My uncle was married many years ago, but he divorced and has remained single ever since. His first wife took him to the cleaners financially. They had no children.
He is currently in a romantic relationship and has enjoyed the company of the same lady friend for many years. They live separately. He is opposed to marriage because he understandably doesn’t want to lose half of his wealth for a second time.
“‘Would she have any legitimate claim to any portion of his estate?’”
He has generously made monetary loans to his lady friend and her family throughout the years, none of which are close to being fully repaid. He has a trust and a will in place. As his only living relative, I have been named as the eventual executor of his estate.
My elderly uncle’s lady friend is a gold digger and very manipulative. I am concerned that she will somehow try to contest my uncle’s trust or will after he dies by alleging that he promised her a share of his estate — and that she will have her conniving family back up her scheme.

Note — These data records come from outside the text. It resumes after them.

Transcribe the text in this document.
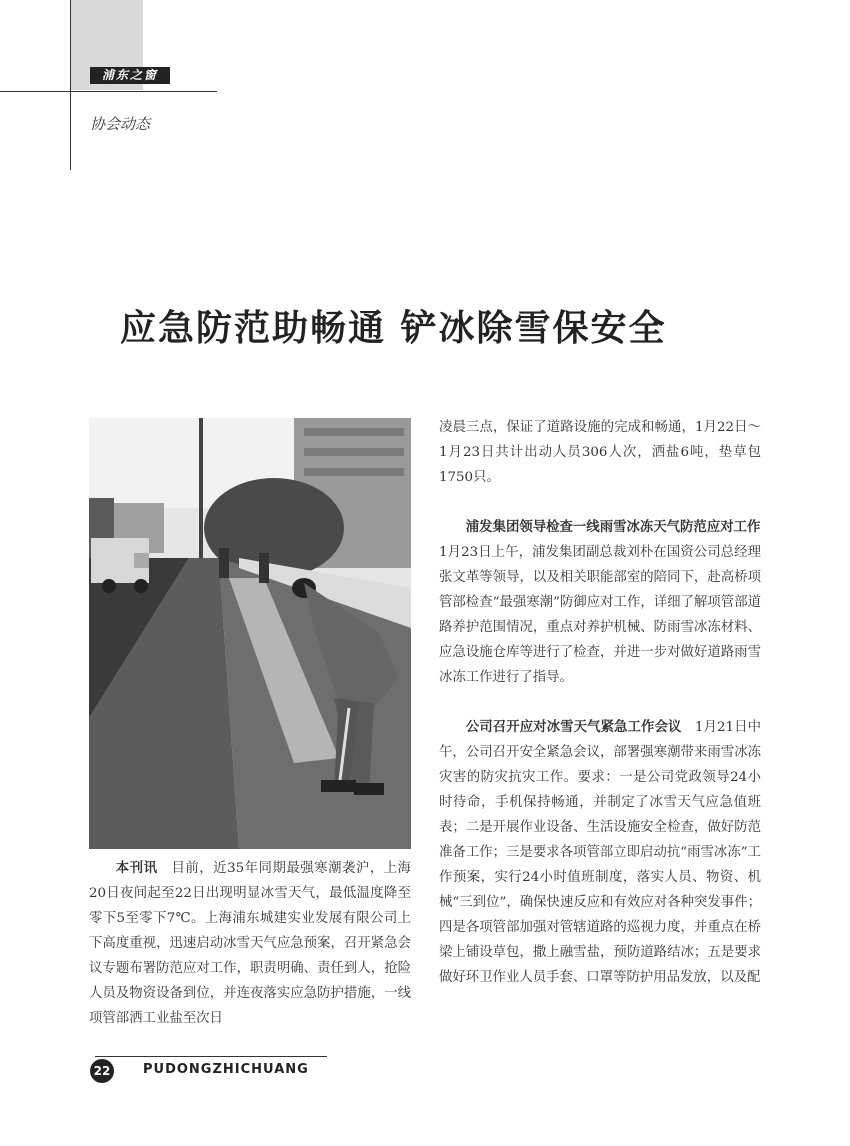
浦东之窗
协会动态
应急防范助畅通 铲冰除雪保安全

本刊讯　目前，近35年同期最强寒潮袭沪，上海20日夜间起至22日出现明显冰雪天气，最低温度降至零下5至零下7℃。上海浦东城建实业发展有限公司上下高度重视，迅速启动冰雪天气应急预案，召开紧急会议专题布署防范应对工作，职责明确、责任到人，抢险人员及物资设备到位，并连夜落实应急防护措施，一线项管部洒工业盐至次日

凌晨三点，保证了道路设施的完成和畅通，1月22日～1月23日共计出动人员306人次，洒盐6吨，垫草包1750只。

浦发集团领导检查一线雨雪冰冻天气防范应对工作　1月23日上午，浦发集团副总裁刘朴在国资公司总经理张文革等领导，以及相关职能部室的陪同下，赴高桥项管部检查“最强寒潮”防御应对工作，详细了解项管部道路养护范围情况，重点对养护机械、防雨雪冰冻材料、应急设施仓库等进行了检查，并进一步对做好道路雨雪冰冻工作进行了指导。

公司召开应对冰雪天气紧急工作会议　1月21日中午，公司召开安全紧急会议，部署强寒潮带来雨雪冰冻灾害的防灾抗灾工作。要求：一是公司党政领导24小时待命，手机保持畅通，并制定了冰雪天气应急值班表；二是开展作业设备、生活设施安全检查，做好防范准备工作；三是要求各项管部立即启动抗“雨雪冰冻”工作预案，实行24小时值班制度，落实人员、物资、机械“三到位”，确保快速反应和有效应对各种突发事件；四是各项管部加强对管辖道路的巡视力度，并重点在桥梁上铺设草包，撒上融雪盐，预防道路结冰；五是要求做好环卫作业人员手套、口罩等防护用品发放，以及配

22	PUDONGZHICHUANG
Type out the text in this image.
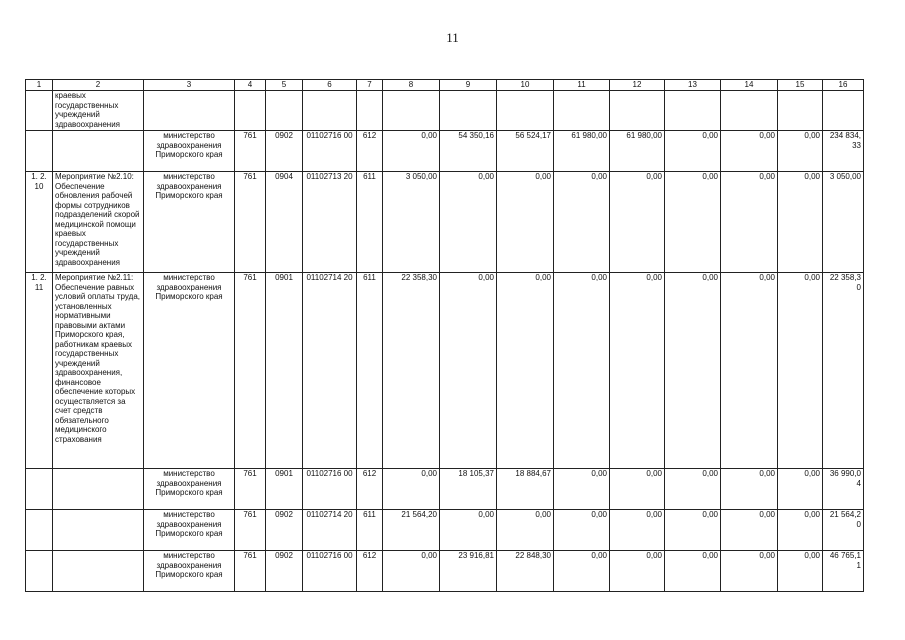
11
1	2	3	4	5	6	7	8	9	10	11	12	13	14	15	16
	краевых государственных учреждений здравоохранения														
		министерство здравоохранения Приморского края	761	0902	01102716 00	612	0,00	54 350,16	56 524,17	61 980,00	61 980,00	0,00	0,00	0,00	234 834, 33
1. 2. 10	Мероприятие №2.10: Обеспечение обновления рабочей формы сотрудников подразделений скорой медицинской помощи краевых государственных учреждений здравоохранения	министерство здравоохранения Приморского края	761	0904	01102713 20	611	3 050,00	0,00	0,00	0,00	0,00	0,00	0,00	0,00	3 050,00
1. 2. 11	Мероприятие №2.11: Обеспечение равных условий оплаты труда, установленных нормативными правовыми актами Приморского края, работникам краевых государственных учреждений здравоохранения, финансовое обеспечение которых осуществляется за счет средств обязательного медицинского страхования	министерство здравоохранения Приморского края	761	0901	01102714 20	611	22 358,30	0,00	0,00	0,00	0,00	0,00	0,00	0,00	22 358,3 0
		министерство здравоохранения Приморского края	761	0901	01102716 00	612	0,00	18 105,37	18 884,67	0,00	0,00	0,00	0,00	0,00	36 990,0 4
		министерство здравоохранения Приморского края	761	0902	01102714 20	611	21 564,20	0,00	0,00	0,00	0,00	0,00	0,00	0,00	21 564,2 0
		министерство здравоохранения Приморского края	761	0902	01102716 00	612	0,00	23 916,81	22 848,30	0,00	0,00	0,00	0,00	0,00	46 765,1 1
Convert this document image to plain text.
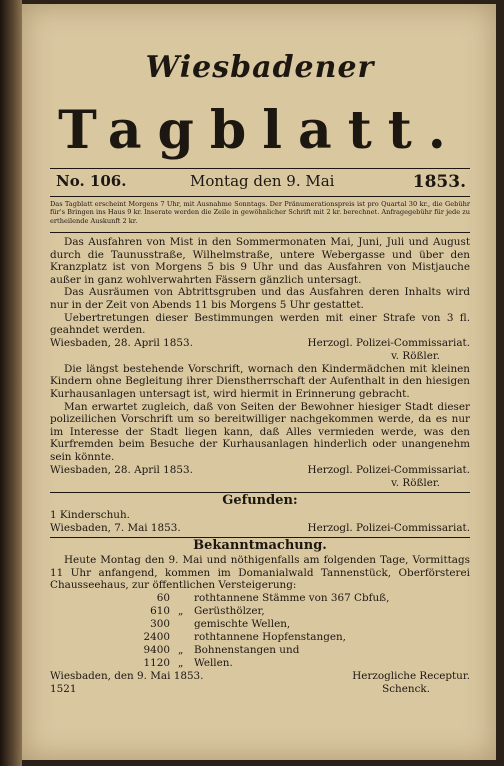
Wiesbadener
Tagblatt.
No. 106.	Montag den 9. Mai	1853.
Das Tagblatt erscheint Morgens 7 Uhr, mit Ausnahme Sonntags. Der Pränumerationspreis ist pro Quartal 30 kr., die Gebühr für's Bringen ins Haus 9 kr. Inserate werden die Zeile in gewöhnlicher Schrift mit 2 kr. berechnet. Anfragegebühr für jede zu ertheilende Auskunft 2 kr.

Das Ausfahren von Mist in den Sommermonaten Mai, Juni, Juli und August durch die Taunusstraße, Wilhelmstraße, untere Webergasse und über den Kranzplatz ist von Morgens 5 bis 9 Uhr und das Ausfahren von Mistjauche außer in ganz wohlverwahrten Fässern gänzlich untersagt.

Das Ausräumen von Abtrittsgruben und das Ausfahren deren Inhalts wird nur in der Zeit von Abends 11 bis Morgens 5 Uhr gestattet.

Uebertretungen dieser Bestimmungen werden mit einer Strafe von 3 fl. geahndet werden.

Wiesbaden, 28. April 1853.	Herzogl. Polizei-Commissariat.
v. Rößler.

Die längst bestehende Vorschrift, wornach den Kindermädchen mit kleinen Kindern ohne Begleitung ihrer Dienstherrschaft der Aufenthalt in den hiesigen Kurhausanlagen untersagt ist, wird hiermit in Erinnerung gebracht.

Man erwartet zugleich, daß von Seiten der Bewohner hiesiger Stadt dieser polizeilichen Vorschrift um so bereitwilliger nachgekommen werde, da es nur im Interesse der Stadt liegen kann, daß Alles vermieden werde, was den Kurfremden beim Besuche der Kurhausanlagen hinderlich oder unangenehm sein könnte.

Wiesbaden, 28. April 1853.	Herzogl. Polizei-Commissariat.
v. Rößler.
Gefunden:
1 Kinderschuh.
Wiesbaden, 7. Mai 1853.	Herzogl. Polizei-Commissariat.
Bekanntmachung.

Heute Montag den 9. Mai und nöthigenfalls am folgenden Tage, Vormittags 11 Uhr anfangend, kommen im Domanialwald Tannenstück, Oberförsterei Chausseehaus, zur öffentlichen Versteigerung:

60 rothtannene Stämme von 367 Cbfuß,
610 „ Gerüsthölzer,
300 gemischte Wellen,
2400 rothtannene Hopfenstangen,
9400 „ Bohnenstangen und
1120 „ Wellen.
Wiesbaden, den 9. Mai 1853.	Herzogliche Receptur.
1521	Schenck.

Would she have any legitimate claim to any portion of his estate? If she contests the will or trust, would the estate have to foot the bill for all the legal fees incurred, or would I be personally liable for these costs as the executor of the estate after the proceeds of the estate are dispersed?
The issue of lending money aside, not every every person in a relationship that is unequal economically is in it for the money — what you term a “gold digger.” But the bigger issue is that a person should never loan money if they can’t afford not to have it repaid. My guess is that your uncle is aware of that and knows that this money may never be returned. It’s one of the most common issues in small-claims court between romantic partners: What is a loan and what is a gift?
If you do wish to loan money with the expectation or hope that it will be returned — including when it involves a family member, friend or loved one — always have a notarized loan agreement and give the borrower a definitive timeline to return the money.
U.S. states put a dollar limit on small-claims court cases, and it may be the case here that your uncle’s loans or gifts to his girlfriend exceed that amount. In Texas, for instance, that amount is $20,000. In California, individuals can claim up to $10,000 in small-claims court.
Spare a thought for this man’s children: Their father married his caregiver, who was 40 years his junior, in secret, and she now stands to inherit tens of millions of dollars from his estate. They may have been in love. Or she may have had an eye on his fortune.
Mitch Mitchell, associate counsel for estate planning at Trust & Will, an estate-planning platform in San Diego, Calif., says your uncle’s case is much simpler. He says that if your uncle has a trust and will in place, his assets should be distributed according to those documents after his death.
“ ‘If you do wish to loan money with the expectation or hope that it will be returned, always have a notarized loan agreement.’”
“If all of your uncle’s assets are in trust, any potential confrontation in probate court can likely be avoided,” he says. “One of the key benefits of having a fully funded revocable trust is probate avoidance. It crosses over with another one: privacy.”
If your uncle’s friend is not a beneficiary of this trust, she has no right to know anything about it. Similarly, “interested parties,” or those with legal standing, are the only people who are typically entitled to contest a will. They include spouses and children.
“To successfully contest the will or trust, your uncle’s lady friend would need to show that your uncle did not have the mental capacity to create the documents, that he was unduly influenced or that the documents were executed improperly,” Mitchell says.
“Your uncle’s lady friend also needs to show she has standing to bring the contest, which might prove more difficult for a nonspouse. Your uncle’s state might recognize common-law marriage, which may or may not help her claims,” he notes. Any contest would likely delay the distribution of assets and incur legal fees.
An executor of an estate typically charges 1% or 1.5% of the estate as compensation, but any legal fees would be paid out of the estate — not out of your pocket — because the individual or individuals would be challenging the validity of your uncle’s will, not you personally.
“You may want to consider discussing your concerns with your uncle and encouraging him to seek legal advice to ensure his estate plan is buttoned up to mitigate his lady friend’s potential claims,” Mitchell adds. “It sounds like he would appreciate your support, given his negative experience with his divorce.”
It’s better to have these conversations while your uncle is of sound mind — and with the help of an experienced estate attorney. If he makes a will, it may be that he wants to leave his girlfriend a small amount of money. Or he may consider the loans enough of a gift. The choice is his.